O próprio administrador da cidade, Marcos Woortmann, reconhece que as instalações suscitam desconfiança. “É realmente uma construção que destoa muito, mas as dimensões estão dentro das normas de gabarito”, diz. Um detalhe, no entanto, contribui para as suspeitas dos moradores,  explica Woortmann: “O projeto, aprovado na gestão anterior, causa estranheza porque prevê aposentos como sauna e charutaria”. No ano passado, o desvirtuamento do projeto autorizado chamou a atenção da Agência de Fiscalização do Distrito Federal (Agefis). O órgão questionou o levantamento de pilares não previstos na planta original e embargou a obra. O caso parou na Justiça. O proprietário da construção, Cícero Gomes do Nascimento, 60 anos, deu entrada em um mandado de segurança para estender o prazo de adequação às exigências feitas pelo governo. O processo já correu em duas instâncias e em ambas houve rejeição do pedido.

Mansão familiar

Nascimento disse que o processo foi extinto no momento em que a Agefis desembargou a construção.

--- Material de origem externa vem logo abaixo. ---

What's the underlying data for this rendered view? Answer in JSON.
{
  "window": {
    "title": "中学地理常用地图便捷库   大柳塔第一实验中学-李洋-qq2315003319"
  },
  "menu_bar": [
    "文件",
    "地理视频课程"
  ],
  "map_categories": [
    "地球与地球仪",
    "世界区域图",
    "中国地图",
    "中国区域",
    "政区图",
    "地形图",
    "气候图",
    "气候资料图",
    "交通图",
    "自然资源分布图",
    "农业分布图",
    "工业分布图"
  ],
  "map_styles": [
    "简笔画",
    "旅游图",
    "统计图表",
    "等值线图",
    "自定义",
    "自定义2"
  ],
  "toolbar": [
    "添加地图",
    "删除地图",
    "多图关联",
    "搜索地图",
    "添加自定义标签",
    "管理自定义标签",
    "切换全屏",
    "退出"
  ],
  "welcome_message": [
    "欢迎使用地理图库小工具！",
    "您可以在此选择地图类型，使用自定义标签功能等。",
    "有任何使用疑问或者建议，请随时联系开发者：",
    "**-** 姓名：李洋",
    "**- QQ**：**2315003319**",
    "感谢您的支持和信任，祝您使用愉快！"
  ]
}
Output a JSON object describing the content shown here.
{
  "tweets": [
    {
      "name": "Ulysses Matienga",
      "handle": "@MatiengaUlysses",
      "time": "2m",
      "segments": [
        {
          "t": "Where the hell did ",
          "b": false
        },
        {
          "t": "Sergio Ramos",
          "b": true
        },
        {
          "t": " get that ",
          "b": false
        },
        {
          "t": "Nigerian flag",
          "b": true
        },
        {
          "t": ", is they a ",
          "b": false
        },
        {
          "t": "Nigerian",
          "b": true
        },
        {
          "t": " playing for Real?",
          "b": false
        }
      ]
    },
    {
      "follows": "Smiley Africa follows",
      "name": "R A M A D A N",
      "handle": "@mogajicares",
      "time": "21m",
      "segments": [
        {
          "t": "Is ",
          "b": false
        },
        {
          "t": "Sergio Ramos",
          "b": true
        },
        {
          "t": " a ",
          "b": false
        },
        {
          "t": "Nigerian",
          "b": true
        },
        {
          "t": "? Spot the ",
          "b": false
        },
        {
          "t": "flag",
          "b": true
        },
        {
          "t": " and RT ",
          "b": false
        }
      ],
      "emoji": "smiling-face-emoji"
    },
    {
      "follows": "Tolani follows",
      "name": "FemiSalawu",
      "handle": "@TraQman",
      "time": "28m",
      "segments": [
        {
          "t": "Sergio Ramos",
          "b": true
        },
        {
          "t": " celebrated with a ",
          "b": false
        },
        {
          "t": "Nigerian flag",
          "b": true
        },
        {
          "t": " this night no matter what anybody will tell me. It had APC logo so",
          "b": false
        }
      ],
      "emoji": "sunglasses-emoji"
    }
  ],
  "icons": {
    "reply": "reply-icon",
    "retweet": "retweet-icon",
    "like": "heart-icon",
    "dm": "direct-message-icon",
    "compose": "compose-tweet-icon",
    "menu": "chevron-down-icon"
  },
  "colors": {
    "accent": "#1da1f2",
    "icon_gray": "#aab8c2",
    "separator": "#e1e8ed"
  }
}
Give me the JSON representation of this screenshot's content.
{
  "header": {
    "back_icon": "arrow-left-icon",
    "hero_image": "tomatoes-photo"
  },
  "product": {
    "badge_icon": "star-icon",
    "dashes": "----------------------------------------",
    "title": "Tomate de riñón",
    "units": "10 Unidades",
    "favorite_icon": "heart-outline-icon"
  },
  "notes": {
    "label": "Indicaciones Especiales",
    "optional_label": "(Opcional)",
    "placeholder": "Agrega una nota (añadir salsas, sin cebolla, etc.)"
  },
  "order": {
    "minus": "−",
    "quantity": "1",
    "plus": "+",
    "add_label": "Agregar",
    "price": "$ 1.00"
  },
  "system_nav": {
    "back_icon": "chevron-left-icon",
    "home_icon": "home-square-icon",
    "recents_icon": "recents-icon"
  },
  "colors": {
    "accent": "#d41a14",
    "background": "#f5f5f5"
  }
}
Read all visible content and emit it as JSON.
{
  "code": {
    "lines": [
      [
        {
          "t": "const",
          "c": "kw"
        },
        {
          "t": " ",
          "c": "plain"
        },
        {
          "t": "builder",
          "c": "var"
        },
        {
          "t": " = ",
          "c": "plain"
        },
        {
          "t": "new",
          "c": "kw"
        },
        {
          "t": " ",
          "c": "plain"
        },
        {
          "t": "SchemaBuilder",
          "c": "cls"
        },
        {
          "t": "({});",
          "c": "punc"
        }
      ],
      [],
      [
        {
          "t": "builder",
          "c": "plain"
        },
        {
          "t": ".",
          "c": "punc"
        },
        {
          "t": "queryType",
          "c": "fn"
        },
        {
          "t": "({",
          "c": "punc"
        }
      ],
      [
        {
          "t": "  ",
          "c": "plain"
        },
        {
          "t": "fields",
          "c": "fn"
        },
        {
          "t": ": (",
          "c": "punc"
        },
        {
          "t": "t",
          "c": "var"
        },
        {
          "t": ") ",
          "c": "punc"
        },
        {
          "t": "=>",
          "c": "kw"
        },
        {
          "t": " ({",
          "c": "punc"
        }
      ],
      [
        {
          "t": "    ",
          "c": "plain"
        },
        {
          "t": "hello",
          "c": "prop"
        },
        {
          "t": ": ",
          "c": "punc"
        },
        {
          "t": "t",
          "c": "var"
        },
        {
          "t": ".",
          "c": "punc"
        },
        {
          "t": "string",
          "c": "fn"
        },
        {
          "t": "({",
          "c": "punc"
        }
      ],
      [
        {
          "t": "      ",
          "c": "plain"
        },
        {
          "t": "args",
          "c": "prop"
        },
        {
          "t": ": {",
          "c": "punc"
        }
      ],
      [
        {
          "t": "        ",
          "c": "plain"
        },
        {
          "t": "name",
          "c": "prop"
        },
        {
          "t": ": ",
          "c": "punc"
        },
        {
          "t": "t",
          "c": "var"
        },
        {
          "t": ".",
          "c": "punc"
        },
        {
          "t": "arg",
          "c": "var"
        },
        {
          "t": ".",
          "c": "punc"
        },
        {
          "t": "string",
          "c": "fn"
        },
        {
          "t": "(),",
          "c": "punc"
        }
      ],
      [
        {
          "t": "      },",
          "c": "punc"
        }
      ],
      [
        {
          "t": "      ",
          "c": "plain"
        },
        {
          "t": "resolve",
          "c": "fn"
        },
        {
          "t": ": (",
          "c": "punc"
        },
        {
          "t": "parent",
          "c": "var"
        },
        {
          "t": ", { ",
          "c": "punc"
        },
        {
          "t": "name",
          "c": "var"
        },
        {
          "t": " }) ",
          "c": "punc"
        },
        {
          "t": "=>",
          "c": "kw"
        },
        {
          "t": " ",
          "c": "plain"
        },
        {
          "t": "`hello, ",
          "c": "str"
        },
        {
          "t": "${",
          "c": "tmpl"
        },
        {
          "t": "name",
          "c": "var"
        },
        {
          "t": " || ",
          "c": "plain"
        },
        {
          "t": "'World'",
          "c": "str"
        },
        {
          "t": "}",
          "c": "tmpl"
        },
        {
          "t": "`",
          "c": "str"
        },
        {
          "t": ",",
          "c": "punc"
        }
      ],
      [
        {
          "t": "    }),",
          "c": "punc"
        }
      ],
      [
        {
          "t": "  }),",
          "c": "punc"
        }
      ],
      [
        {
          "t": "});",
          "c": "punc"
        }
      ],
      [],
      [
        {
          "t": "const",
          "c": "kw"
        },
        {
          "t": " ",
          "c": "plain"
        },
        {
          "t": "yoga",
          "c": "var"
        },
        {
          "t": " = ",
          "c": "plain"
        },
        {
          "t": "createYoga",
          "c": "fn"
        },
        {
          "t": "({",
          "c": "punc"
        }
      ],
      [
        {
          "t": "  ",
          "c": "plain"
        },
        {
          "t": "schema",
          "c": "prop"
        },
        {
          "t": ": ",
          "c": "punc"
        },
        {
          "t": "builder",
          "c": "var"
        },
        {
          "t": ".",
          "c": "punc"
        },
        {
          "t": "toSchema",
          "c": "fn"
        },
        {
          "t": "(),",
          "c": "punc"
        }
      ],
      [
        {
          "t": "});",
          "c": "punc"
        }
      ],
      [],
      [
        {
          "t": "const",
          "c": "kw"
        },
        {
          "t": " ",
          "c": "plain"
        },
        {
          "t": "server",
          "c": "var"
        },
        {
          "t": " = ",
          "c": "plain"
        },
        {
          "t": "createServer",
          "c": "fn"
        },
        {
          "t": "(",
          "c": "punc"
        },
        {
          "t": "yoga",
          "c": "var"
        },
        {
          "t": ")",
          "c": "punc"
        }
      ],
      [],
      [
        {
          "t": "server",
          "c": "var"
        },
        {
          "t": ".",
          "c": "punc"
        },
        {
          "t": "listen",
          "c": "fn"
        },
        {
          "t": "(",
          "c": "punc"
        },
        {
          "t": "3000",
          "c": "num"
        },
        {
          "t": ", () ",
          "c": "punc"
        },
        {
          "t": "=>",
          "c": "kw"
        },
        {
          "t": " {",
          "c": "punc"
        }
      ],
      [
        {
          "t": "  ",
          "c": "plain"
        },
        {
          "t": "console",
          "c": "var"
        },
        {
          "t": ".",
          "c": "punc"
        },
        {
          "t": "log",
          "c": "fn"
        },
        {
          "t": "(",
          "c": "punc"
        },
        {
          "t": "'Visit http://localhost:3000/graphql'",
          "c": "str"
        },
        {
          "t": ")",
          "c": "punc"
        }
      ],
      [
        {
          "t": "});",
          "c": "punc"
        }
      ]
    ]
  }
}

Empresário do ramo de construção civil e de produção rural, ele garantiu que a obra é o esqueleto de uma grande mansão em que morará com toda a família, formada por ele, os quatro filhos e netos. “Não é quitinete, é residência. Não sei dizer quantos quartos, mas quatro famílias (dos filhos dele) vão morar lá. Estamos com a consciência limpa”, afirma. Nascimento diz que a ideia de reunir todos em uma só residência veio de uma novela. “Vimos que em uma só mansão morava toda a família e gostamos da ideia. Cada um tem dado um pouco.”

A Promotoria de Defesa da Ordem Urbana (Prosus) do Ministério Público do DF e Territórios (MPDFT), no entanto, ainda não está convencida dessa versão. Em parecer público feito a pedido da Prourb, dois arquitetos do MPDFT avaliaram as instalações e constataram irregularidades técnicas. No documento datado de 13 de julho deste ano, os técnicos apontam a ausência de espaços externos de lazer, como existe normalmente em residências unifamiliares. Além disso, a área construída é de 1.733,18m² quando o Plano Diretor de Ordenamento Territorial determina o limite de 1.484 m². “Com relação ao licenciamento percebe-se que não há correspondência entre as fotos apresentadas e as fachadas e plantas baixas do projeto”, escrevem os arquitetos. Eles também apontam que as irregularidades são reiteradamente repetidas pelos executores da obra. O MP pede que a Secretaria de Governo e a Coordenadoria de Cidades se manifestem sobre a construção.

De acordo com a Agefis, já houve várias ações no local, notificações, embargos e até ações demolitórias, mas a obra está liberada porque o órgão avalia pedir a participação da Coordenadoria de Cidades. O motivo é que, até o momento, o projeto está aprovado pela administração, ainda que haja dúvidas sobre seu uso final. Para a publicitária Salejandra Alves dos Santos, 42 anos, moradora de uma casa no Conjunto 6, a alguns metros de distância da obra da discórdia, a falta de providências por parte do poder público é o maior problema. “É um abuso de poder. Nós, que fizemos esforço para construir nossas casas, saímos no prejuízo”, avalia.

O que diz a lei
A Lei Distrital nº 4.457, de 2009, estipula regras para a concessão de licenças de funcionamento para atividades comerciais e sem fins lucrativos em zonas urbanas estritamente residenciais.

Ela também prevê multas para quem desrespeitar a ocupação do terreno, tipo de acusação que pesa contra o dono do empreendimento do CA 6. O Decreto nº 31.482 regulamenta a lei e veda a possibilidade de expedição de alvarás para atividades que estejam em desconformidade com o uso previsto na legislação urbanística nas regiões administrativas de Brasília, Sudoeste e Octogonal, Lago Norte, Cruzeiro e Candangolândia.

O Lago Sul constava da zona de veto, mas foi retirado pelo Decreto nº 31.951. Apesar da legislação de proteção às áreas residenciais, não são raros os casos em que a função de um espaço só é descoberto depois que a atividade irregular está em curso.